Under S65 Local Government Finance Act 1992 councils are required to consult with all sectors of the local business community about their spending. The FSB say "many councils only seem to pay lip service to this principle of consultation and in some cases do not always fulfil even their statutory duty". Mr Mustard has whizzed an email off to Barnet Council to find out if they fulfil their statutory duties.
"The FSB urges local councils to recognise the potential benefits of procuring from local small businesses and not to automatically assume that big suppliers and larger contracts are the way forward" which means scrap the £1bn One Barnet outsourcing.
the FSB suggest "breaking large contracts down into smaller lots" in order to help small businesses.
the FSB suggest "Doing a Health Check on the high street and addressing problems" i.e. reverse the parking charge increases from April 11 and putting cash meters back in place.

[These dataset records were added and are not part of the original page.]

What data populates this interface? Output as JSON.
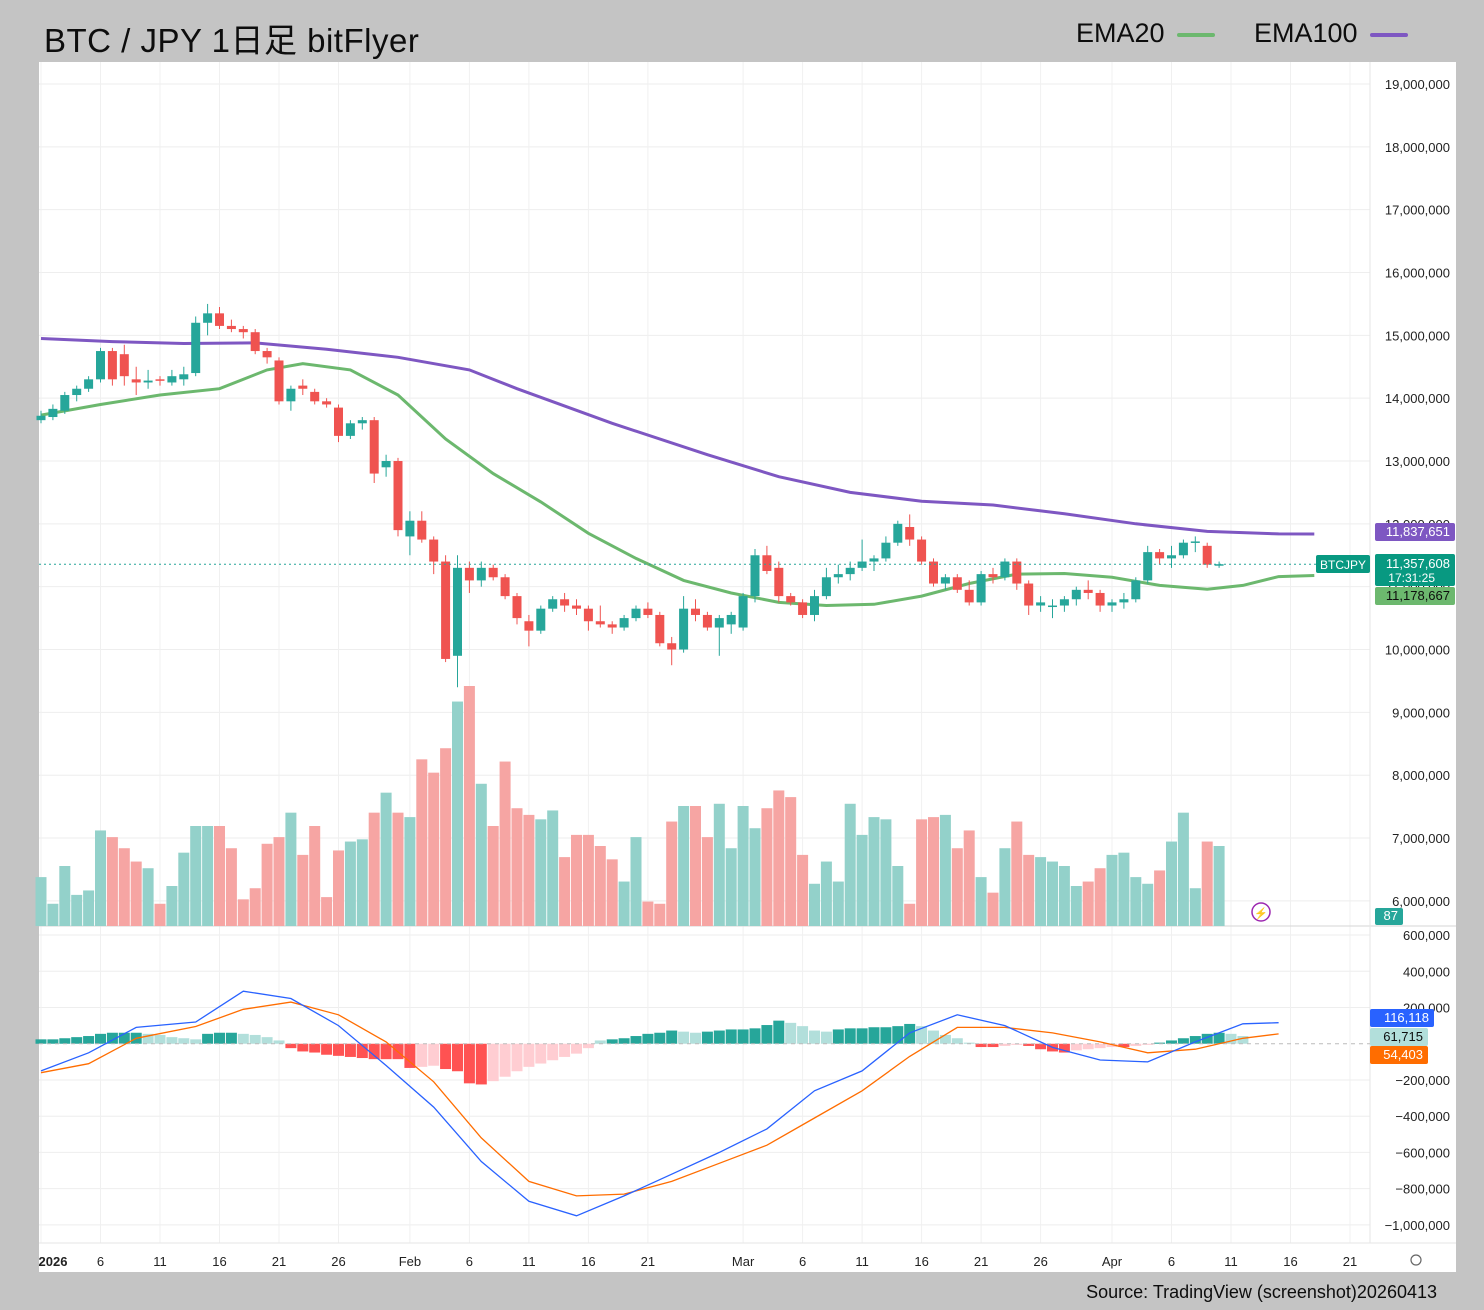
{
  "header": {
    "title": "BTC / JPY 1日足 bitFlyer",
    "legend": [
      {
        "label": "EMA20",
        "color": "#6cb86e"
      },
      {
        "label": "EMA100",
        "color": "#7e57c2"
      }
    ]
  },
  "source": "Source: TradingView (screenshot)20260413",
  "colors": {
    "up": "#26a69a",
    "down": "#ef5350",
    "ema20": "#6cb86e",
    "ema100": "#7e57c2",
    "macd": "#2962ff",
    "signal": "#ff6d00"
  },
  "chart_data": {
    "type": "candlestick",
    "symbol": "BTCJPY",
    "price_axis": {
      "range": [
        5600000,
        19350000
      ],
      "ticks": [
        "19,000,000",
        "18,000,000",
        "17,000,000",
        "16,000,000",
        "15,000,000",
        "14,000,000",
        "13,000,000",
        "12,000,000",
        "11,000,000",
        "10,000,000",
        "9,000,000",
        "8,000,000",
        "7,000,000",
        "6,000,000"
      ]
    },
    "macd_axis": {
      "range": [
        -1100000,
        650000
      ],
      "ticks": [
        "600,000",
        "400,000",
        "200,000",
        "−200,000",
        "−400,000",
        "−600,000",
        "−800,000",
        "−1,000,000"
      ]
    },
    "x_ticks": [
      "2026",
      "6",
      "11",
      "16",
      "21",
      "26",
      "Feb",
      "6",
      "11",
      "16",
      "21",
      "Mar",
      "6",
      "11",
      "16",
      "21",
      "26",
      "Apr",
      "6",
      "11",
      "16",
      "21"
    ],
    "x_tick_day_index": [
      0,
      5,
      10,
      15,
      20,
      25,
      31,
      36,
      41,
      46,
      51,
      59,
      64,
      69,
      74,
      79,
      84,
      90,
      95,
      100,
      105,
      110
    ],
    "candles_ohlc": [
      [
        13650000,
        13800000,
        13600000,
        13720000
      ],
      [
        13700000,
        13900000,
        13650000,
        13830000
      ],
      [
        13800000,
        14100000,
        13750000,
        14050000
      ],
      [
        14050000,
        14200000,
        13950000,
        14150000
      ],
      [
        14150000,
        14350000,
        14100000,
        14300000
      ],
      [
        14300000,
        14800000,
        14250000,
        14750000
      ],
      [
        14750000,
        14800000,
        14200000,
        14300000
      ],
      [
        14700000,
        14850000,
        14200000,
        14350000
      ],
      [
        14300000,
        14500000,
        14050000,
        14250000
      ],
      [
        14250000,
        14450000,
        14150000,
        14280000
      ],
      [
        14300000,
        14350000,
        14200000,
        14280000
      ],
      [
        14250000,
        14450000,
        14200000,
        14350000
      ],
      [
        14300000,
        14500000,
        14200000,
        14380000
      ],
      [
        14400000,
        15300000,
        14350000,
        15200000
      ],
      [
        15200000,
        15500000,
        15000000,
        15350000
      ],
      [
        15350000,
        15450000,
        15100000,
        15150000
      ],
      [
        15150000,
        15250000,
        15050000,
        15100000
      ],
      [
        15100000,
        15150000,
        14950000,
        15050000
      ],
      [
        15050000,
        15100000,
        14700000,
        14750000
      ],
      [
        14750000,
        14800000,
        14550000,
        14650000
      ],
      [
        14600000,
        14650000,
        13900000,
        13950000
      ],
      [
        13950000,
        14200000,
        13800000,
        14150000
      ],
      [
        14200000,
        14300000,
        14050000,
        14150000
      ],
      [
        14100000,
        14150000,
        13900000,
        13950000
      ],
      [
        13950000,
        14000000,
        13850000,
        13900000
      ],
      [
        13850000,
        13900000,
        13300000,
        13400000
      ],
      [
        13400000,
        13650000,
        13350000,
        13600000
      ],
      [
        13600000,
        13700000,
        13500000,
        13650000
      ],
      [
        13650000,
        13700000,
        12650000,
        12800000
      ],
      [
        12900000,
        13100000,
        12750000,
        13000000
      ],
      [
        13000000,
        13050000,
        11800000,
        11900000
      ],
      [
        11800000,
        12200000,
        11500000,
        12050000
      ],
      [
        12050000,
        12200000,
        11700000,
        11750000
      ],
      [
        11750000,
        11800000,
        11200000,
        11400000
      ],
      [
        11400000,
        11500000,
        9800000,
        9850000
      ],
      [
        9900000,
        11500000,
        9400000,
        11300000
      ],
      [
        11300000,
        11400000,
        10900000,
        11100000
      ],
      [
        11100000,
        11400000,
        11000000,
        11300000
      ],
      [
        11300000,
        11350000,
        11100000,
        11150000
      ],
      [
        11150000,
        11200000,
        10800000,
        10850000
      ],
      [
        10850000,
        10900000,
        10400000,
        10500000
      ],
      [
        10450000,
        10550000,
        10050000,
        10300000
      ],
      [
        10300000,
        10700000,
        10250000,
        10650000
      ],
      [
        10650000,
        10850000,
        10600000,
        10800000
      ],
      [
        10800000,
        10900000,
        10600000,
        10700000
      ],
      [
        10700000,
        10800000,
        10550000,
        10650000
      ],
      [
        10650000,
        10700000,
        10300000,
        10450000
      ],
      [
        10450000,
        10700000,
        10350000,
        10400000
      ],
      [
        10400000,
        10450000,
        10250000,
        10350000
      ],
      [
        10350000,
        10550000,
        10300000,
        10500000
      ],
      [
        10500000,
        10700000,
        10450000,
        10650000
      ],
      [
        10650000,
        10750000,
        10500000,
        10550000
      ],
      [
        10550000,
        10600000,
        10050000,
        10100000
      ],
      [
        10100000,
        10200000,
        9750000,
        10000000
      ],
      [
        10000000,
        10850000,
        9950000,
        10650000
      ],
      [
        10650000,
        10800000,
        10450000,
        10550000
      ],
      [
        10550000,
        10600000,
        10300000,
        10350000
      ],
      [
        10350000,
        10550000,
        9900000,
        10500000
      ],
      [
        10400000,
        10600000,
        10250000,
        10550000
      ],
      [
        10350000,
        10900000,
        10300000,
        10850000
      ],
      [
        10850000,
        11600000,
        10750000,
        11500000
      ],
      [
        11500000,
        11650000,
        11200000,
        11250000
      ],
      [
        11300000,
        11400000,
        10750000,
        10850000
      ],
      [
        10850000,
        10900000,
        10700000,
        10750000
      ],
      [
        10750000,
        10800000,
        10500000,
        10550000
      ],
      [
        10550000,
        10950000,
        10450000,
        10850000
      ],
      [
        10850000,
        11300000,
        10800000,
        11150000
      ],
      [
        11150000,
        11350000,
        11050000,
        11200000
      ],
      [
        11200000,
        11400000,
        11100000,
        11300000
      ],
      [
        11300000,
        11750000,
        11250000,
        11400000
      ],
      [
        11400000,
        11500000,
        11250000,
        11450000
      ],
      [
        11450000,
        11800000,
        11400000,
        11700000
      ],
      [
        11700000,
        12050000,
        11650000,
        12000000
      ],
      [
        11950000,
        12150000,
        11650000,
        11750000
      ],
      [
        11750000,
        11800000,
        11350000,
        11400000
      ],
      [
        11400000,
        11450000,
        11000000,
        11050000
      ],
      [
        11050000,
        11200000,
        10950000,
        11150000
      ],
      [
        11150000,
        11200000,
        10900000,
        10950000
      ],
      [
        10950000,
        11100000,
        10700000,
        10750000
      ],
      [
        10750000,
        11250000,
        10700000,
        11200000
      ],
      [
        11200000,
        11300000,
        11050000,
        11150000
      ],
      [
        11150000,
        11450000,
        11100000,
        11400000
      ],
      [
        11400000,
        11450000,
        10950000,
        11050000
      ],
      [
        11050000,
        11100000,
        10550000,
        10700000
      ],
      [
        10700000,
        10850000,
        10600000,
        10750000
      ],
      [
        10700000,
        10800000,
        10500000,
        10700000
      ],
      [
        10700000,
        10850000,
        10600000,
        10800000
      ],
      [
        10800000,
        11000000,
        10700000,
        10950000
      ],
      [
        10950000,
        11100000,
        10800000,
        10900000
      ],
      [
        10900000,
        10950000,
        10600000,
        10700000
      ],
      [
        10700000,
        10800000,
        10600000,
        10750000
      ],
      [
        10750000,
        10900000,
        10650000,
        10800000
      ],
      [
        10800000,
        11150000,
        10750000,
        11100000
      ],
      [
        11100000,
        11650000,
        11050000,
        11550000
      ],
      [
        11550000,
        11600000,
        11350000,
        11450000
      ],
      [
        11450000,
        11650000,
        11300000,
        11500000
      ],
      [
        11500000,
        11750000,
        11450000,
        11700000
      ],
      [
        11700000,
        11800000,
        11550000,
        11720000
      ],
      [
        11650000,
        11700000,
        11300000,
        11350000
      ],
      [
        11350000,
        11400000,
        11300000,
        11357608
      ]
    ],
    "volume": {
      "bars": [
        0.22,
        0.1,
        0.27,
        0.14,
        0.16,
        0.43,
        0.4,
        0.35,
        0.29,
        0.26,
        0.1,
        0.18,
        0.33,
        0.45,
        0.45,
        0.45,
        0.35,
        0.12,
        0.17,
        0.37,
        0.4,
        0.51,
        0.32,
        0.45,
        0.13,
        0.34,
        0.38,
        0.39,
        0.51,
        0.6,
        0.51,
        0.49,
        0.75,
        0.69,
        0.8,
        1.01,
        1.08,
        0.64,
        0.45,
        0.74,
        0.53,
        0.5,
        0.48,
        0.52,
        0.31,
        0.41,
        0.41,
        0.36,
        0.3,
        0.2,
        0.4,
        0.11,
        0.1,
        0.47,
        0.54,
        0.54,
        0.4,
        0.55,
        0.35,
        0.54,
        0.44,
        0.53,
        0.61,
        0.58,
        0.32,
        0.19,
        0.29,
        0.2,
        0.55,
        0.41,
        0.49,
        0.48,
        0.27,
        0.1,
        0.48,
        0.49,
        0.5,
        0.35,
        0.43,
        0.22,
        0.15,
        0.35,
        0.47,
        0.32,
        0.31,
        0.29,
        0.27,
        0.18,
        0.2,
        0.26,
        0.32,
        0.33,
        0.22,
        0.19,
        0.25,
        0.38,
        0.51,
        0.17,
        0.38,
        0.36,
        0.35,
        0.29,
        0.07
      ],
      "last_label": "87"
    },
    "ema20": [
      [
        0,
        13730000
      ],
      [
        5,
        13900000
      ],
      [
        10,
        14050000
      ],
      [
        15,
        14150000
      ],
      [
        19,
        14450000
      ],
      [
        22,
        14550000
      ],
      [
        26,
        14450000
      ],
      [
        30,
        14050000
      ],
      [
        34,
        13350000
      ],
      [
        38,
        12800000
      ],
      [
        42,
        12350000
      ],
      [
        46,
        11850000
      ],
      [
        50,
        11450000
      ],
      [
        54,
        11100000
      ],
      [
        58,
        10900000
      ],
      [
        62,
        10750000
      ],
      [
        66,
        10700000
      ],
      [
        70,
        10720000
      ],
      [
        74,
        10850000
      ],
      [
        78,
        11050000
      ],
      [
        82,
        11200000
      ],
      [
        86,
        11210000
      ],
      [
        90,
        11150000
      ],
      [
        94,
        11020000
      ],
      [
        98,
        10960000
      ],
      [
        101,
        11020000
      ],
      [
        104,
        11160000
      ],
      [
        107,
        11178667
      ]
    ],
    "ema100": [
      [
        0,
        14950000
      ],
      [
        6,
        14900000
      ],
      [
        12,
        14870000
      ],
      [
        18,
        14880000
      ],
      [
        24,
        14780000
      ],
      [
        30,
        14650000
      ],
      [
        36,
        14450000
      ],
      [
        40,
        14150000
      ],
      [
        48,
        13600000
      ],
      [
        56,
        13100000
      ],
      [
        62,
        12750000
      ],
      [
        68,
        12500000
      ],
      [
        74,
        12360000
      ],
      [
        80,
        12300000
      ],
      [
        86,
        12160000
      ],
      [
        92,
        12000000
      ],
      [
        98,
        11880000
      ],
      [
        104,
        11840000
      ],
      [
        107,
        11837651
      ]
    ],
    "macd": [
      [
        0,
        -150000
      ],
      [
        4,
        -50000
      ],
      [
        8,
        90000
      ],
      [
        13,
        120000
      ],
      [
        17,
        290000
      ],
      [
        21,
        250000
      ],
      [
        25,
        100000
      ],
      [
        29,
        -120000
      ],
      [
        33,
        -350000
      ],
      [
        37,
        -650000
      ],
      [
        41,
        -870000
      ],
      [
        45,
        -950000
      ],
      [
        49,
        -840000
      ],
      [
        53,
        -720000
      ],
      [
        57,
        -600000
      ],
      [
        61,
        -470000
      ],
      [
        65,
        -260000
      ],
      [
        69,
        -150000
      ],
      [
        73,
        60000
      ],
      [
        77,
        160000
      ],
      [
        81,
        100000
      ],
      [
        85,
        -20000
      ],
      [
        89,
        -90000
      ],
      [
        93,
        -100000
      ],
      [
        97,
        10000
      ],
      [
        101,
        110000
      ],
      [
        104,
        116118
      ]
    ],
    "signal": [
      [
        0,
        -160000
      ],
      [
        4,
        -110000
      ],
      [
        8,
        30000
      ],
      [
        13,
        95000
      ],
      [
        17,
        190000
      ],
      [
        21,
        230000
      ],
      [
        25,
        160000
      ],
      [
        29,
        10000
      ],
      [
        33,
        -210000
      ],
      [
        37,
        -520000
      ],
      [
        41,
        -760000
      ],
      [
        45,
        -840000
      ],
      [
        49,
        -830000
      ],
      [
        53,
        -760000
      ],
      [
        57,
        -660000
      ],
      [
        61,
        -560000
      ],
      [
        65,
        -410000
      ],
      [
        69,
        -260000
      ],
      [
        73,
        -70000
      ],
      [
        77,
        90000
      ],
      [
        81,
        90000
      ],
      [
        85,
        60000
      ],
      [
        89,
        10000
      ],
      [
        93,
        -50000
      ],
      [
        97,
        -30000
      ],
      [
        101,
        30000
      ],
      [
        104,
        54403
      ]
    ],
    "macd_histogram": [
      0.4,
      0.4,
      0.5,
      0.6,
      0.7,
      0.9,
      1.0,
      1.0,
      1.0,
      0.9,
      0.8,
      0.6,
      0.5,
      0.4,
      0.9,
      1.0,
      1.0,
      0.9,
      0.8,
      0.6,
      0.3,
      -0.4,
      -0.7,
      -0.8,
      -1.0,
      -1.1,
      -1.2,
      -1.3,
      -1.4,
      -1.4,
      -1.4,
      -2.2,
      -2.1,
      -2.0,
      -2.3,
      -2.5,
      -3.6,
      -3.7,
      -3.4,
      -3.0,
      -2.5,
      -2.1,
      -1.8,
      -1.5,
      -1.2,
      -0.9,
      -0.4,
      0.3,
      0.4,
      0.5,
      0.7,
      0.9,
      1.0,
      1.2,
      1.1,
      1.0,
      1.1,
      1.2,
      1.3,
      1.3,
      1.4,
      1.7,
      2.1,
      1.9,
      1.6,
      1.2,
      1.1,
      1.3,
      1.4,
      1.4,
      1.5,
      1.5,
      1.6,
      1.8,
      1.6,
      1.2,
      0.8,
      0.5,
      0.1,
      -0.3,
      -0.3,
      -0.2,
      -0.1,
      -0.2,
      -0.5,
      -0.7,
      -0.8,
      -0.6,
      -0.5,
      -0.4,
      -0.3,
      -0.3,
      -0.2,
      -0.1,
      0.1,
      0.3,
      0.5,
      0.7,
      0.9,
      1.0,
      0.9,
      0.7
    ],
    "price_labels": {
      "ema100_last": "11,837,651",
      "close_last": "11,357,608",
      "countdown": "17:31:25",
      "ema20_last": "11,178,667",
      "symbol": "BTCJPY"
    },
    "macd_labels": {
      "macd_last": "116,118",
      "hist_last": "61,715",
      "signal_last": "54,403"
    }
  }
}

After that little run through the manifesto we can see that Barnet Council certainly haven't signed up to that.
So what was Robert crowing about? If you look at the brochure he was holding you can work out it was the "Championing the UK's Real-Life Entrepreneurs" and there is a short film about that (sorry about the music, maybe turn the sound off).
From this we gather that the council have only agreed to 4 not very onerous and hard to measure things:
Listen to the concerns of real-life entrepreneurs and champion their cause.
Represent the interests of real-life entrepreneurs on a national and local level.
Recognise the many thousands of hard working entrepreneurs that support the UK economy.
Support the FSB in their endeavours to get the best deal for real-life entrepreneurs.
Mr Mustard suggests that the certificate which Richard Cornelius is holding in the photograph will gather dust in a filing cabinet somewhere and nothing will improve for businesses in Barnet. This was just a soundbite for Richard and Robert, some desperately needed positive spin, a much easier day out than fixing the problems inflicted by their own administration on the high streets.
There is a difference of course between starting a business as an entrepreneur and trying to keep an established business going. It's pointless putting any resource into start-ups when saving the existing businesses is a much greater priority.